Essas contrapartidas, tanto para o setor audiovisual quanto para os beneficiados por meio de editais do FNC, terão que ocorrer em prazo determinado pelo ente da federação, de acordo com a situação epidemiológica e as medidas de controle da covid-19. No texto original, o prazo para as contrapartidas era de 180 dias.
Regras
O substitutivo proíbe estados, o Distrito Federal e municípios de efetuar repasses dos recursos para beneficiários de ações emergenciais previstas no auxílio de 2020 (Lei Aldir Blanc). A intenção, segundo o texto, é evitar duplicidade de ajuda financeira nos mesmos meses de competência.

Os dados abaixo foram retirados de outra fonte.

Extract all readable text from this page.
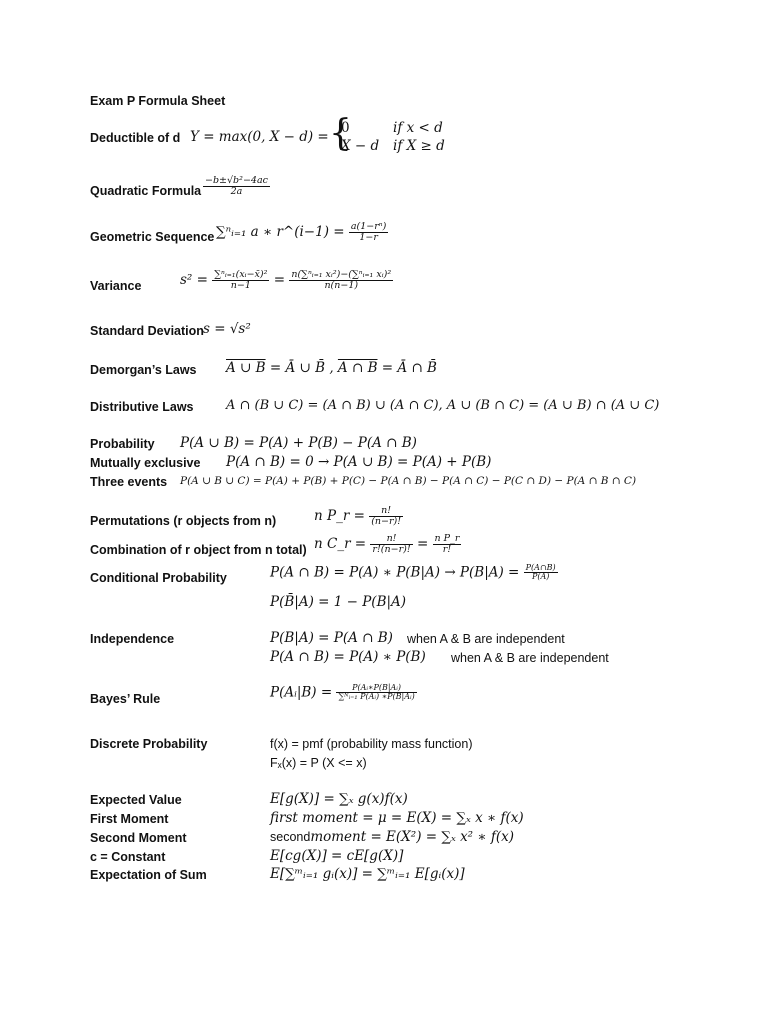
Exam P Formula Sheet
Deductible of d Y = max(0, X − d) =
{ 0	if x < d
X − d if X ≥ d
Quadratic Formula $\frac{\text{−b±√b²−4ac}}{2a}$
Geometric Sequence ∑ⁿᵢ₌₁ a ∗ r^(i−1) = $\frac{\text{a(1−rⁿ)}}{1-r}$
Variance	$s^2 = \frac{\text{∑ⁿᵢ₌₁(xᵢ−x̄)²}}{n-1} = \frac{\text{n(∑ⁿᵢ₌₁ xᵢ²)−(∑ⁿᵢ₌₁ xᵢ)²}}{n(n-1)}$
Standard Deviation s = √s²
Demorgan’s Laws A ∪ B = Ā ∪ B̄ , A ∩ B = Ā ∩ B̄
Distributive Laws	A ∩ (B ∪ C) = (A ∩ B) ∪ (A ∩ C), A ∪ (B ∩ C) = (A ∪ B) ∩ (A ∪ C)
Probability P(A ∪ B) = P(A) + P(B) − P(A ∩ B)
Mutually exclusive P(A ∩ B) = 0 → P(A ∪ B) = P(A) + P(B)
Three events P(A ∪ B ∪ C) = P(A) + P(B) + P(C) − P(A ∩ B) − P(A ∩ C) − P(C ∩ D) − P(A ∩ B ∩ C)
Permutations (r objects from n)	n P_r = $\frac{n!}{(n-r)!}$
Combination of r object from n total) n C_r = $\frac{n!}{r!(n-r)!} = \frac{\text{n P\_r}}{r!}$
Conditional Probability	P(A ∩ B) = P(A) ∗ $P(B|A) \to P(B|A) = \frac{P(A\cap B)}{P(A)}$
P(B̄|A) = 1 − P(B|A)
Independence	P(B|A) = P(A ∩ B) when A & B are independent
P(A ∩ B) = P(A) ∗ P(B) when A & B are independent
Bayes’ Rule	P(Aᵢ|B) = $\frac{\text{P(Aᵢ∗P(B|Aᵢ)}}{\text{∑ᴺᵢ₌₁ P(Aᵢ) ∗P(B|Aᵢ)}}$
Discrete Probability	f(x) = pmf (probability mass function)
Fₓ(x) = P (X <= x)
Expected Value	E[g(X)] = ∑ₓ g(x)f(x)
First Moment	first moment = μ = E(X) = ∑ₓ x ∗ f(x)
Second Moment	secondmoment = E(X²) = ∑ₓ x² ∗ f(x)
c = Constant	E[cg(X)] = cE[g(X)]
Expectation of Sum	E[∑ᵐᵢ₌₁ gᵢ(x)] = ∑ᵐᵢ₌₁ E[gᵢ(x)]
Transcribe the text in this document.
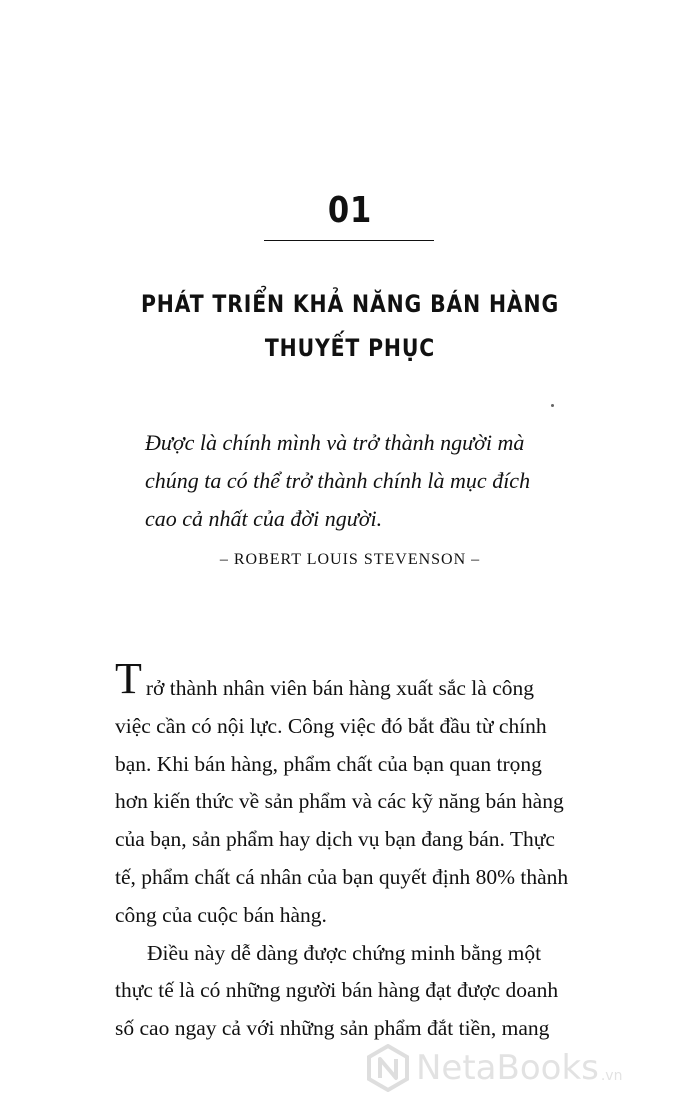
01
PHÁT TRIỂN KHẢ NĂNG BÁN HÀNG
THUYẾT PHỤC
Được là chính mình và trở thành người mà
chúng ta có thể trở thành chính là mục đích
cao cả nhất của đời người.
– ROBERT LOUIS STEVENSON –
Trở thành nhân viên bán hàng xuất sắc là công
việc cần có nội lực. Công việc đó bắt đầu từ chính
bạn. Khi bán hàng, phẩm chất của bạn quan trọng
hơn kiến thức về sản phẩm và các kỹ năng bán hàng
của bạn, sản phẩm hay dịch vụ bạn đang bán. Thực
tế, phẩm chất cá nhân của bạn quyết định 80% thành
công của cuộc bán hàng.
Điều này dễ dàng được chứng minh bằng một
thực tế là có những người bán hàng đạt được doanh
số cao ngay cả với những sản phẩm đắt tiền, mang
NetaBooks .vn
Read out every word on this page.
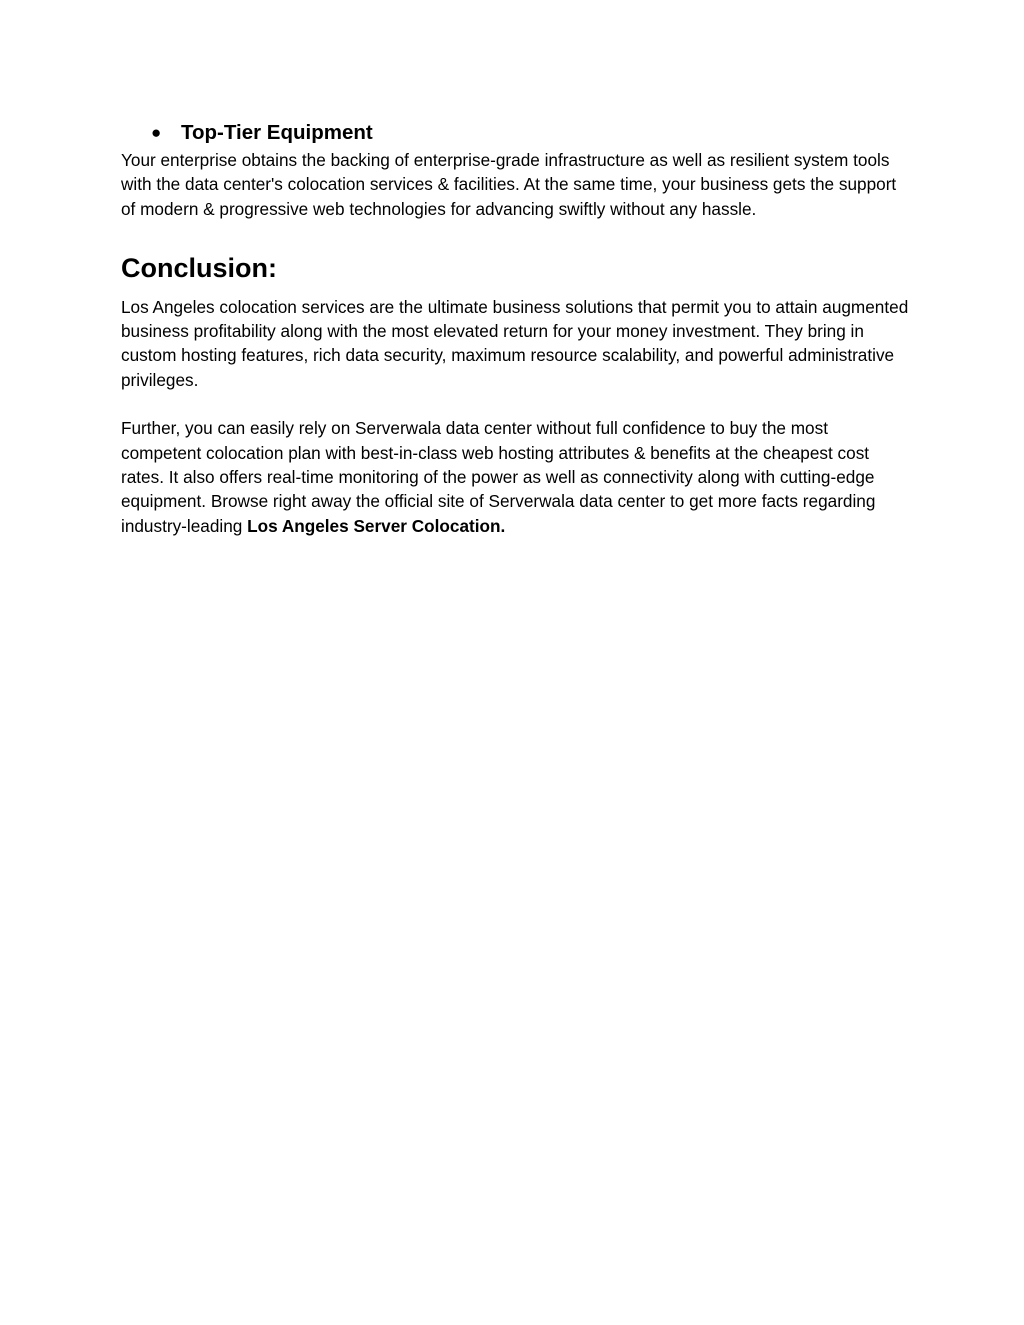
● Top-Tier Equipment

Your enterprise obtains the backing of enterprise-grade infrastructure as well as resilient system tools with the data center's colocation services & facilities. At the same time, your business gets the support of modern & progressive web technologies for advancing swiftly without any hassle.

Conclusion:

Los Angeles colocation services are the ultimate business solutions that permit you to attain augmented business profitability along with the most elevated return for your money investment. They bring in custom hosting features, rich data security, maximum resource scalability, and powerful administrative privileges.

Further, you can easily rely on Serverwala data center without full confidence to buy the most competent colocation plan with best-in-class web hosting attributes & benefits at the cheapest cost rates. It also offers real-time monitoring of the power as well as connectivity along with cutting-edge equipment. Browse right away the official site of Serverwala data center to get more facts regarding industry-leading Los Angeles Server Colocation.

O substitutivo incluiu várias regras para a prestação de contas dos recursos recebidos. Essas informações podem ser fornecidas de três maneiras: in loco (quando o apoio recebido tiver valor inferior a R$ 200 mil); em relatório de execução do objeto; ou em relatório de execução financeira. A intenção, segundo o relator, é criar um padrão formal para a prestação de contas. Cada modalidade de prestação tem regras diferentes, detalhadas no texto, e a reprovação das contas pode fazer com que o beneficiário tenha que devolver recursos ao erário ou apresentar plano de ações compensatórias.
Apoios
O PLP 73/2021 foi apresentado no Senado em 10 de maio. Desde então, foram recebidas quatro cartas de apoio à aprovação do projeto, enviadas pela Associação Brasileira de Festivais Independentes (Abrafin), por vereadores da Câmara Municipal de Arroio Grande (RS), por vereadores da Câmara Municipal de Araraquara (SP) e pelo Colegiado Setorial de Circo do Rio Grande do Sul.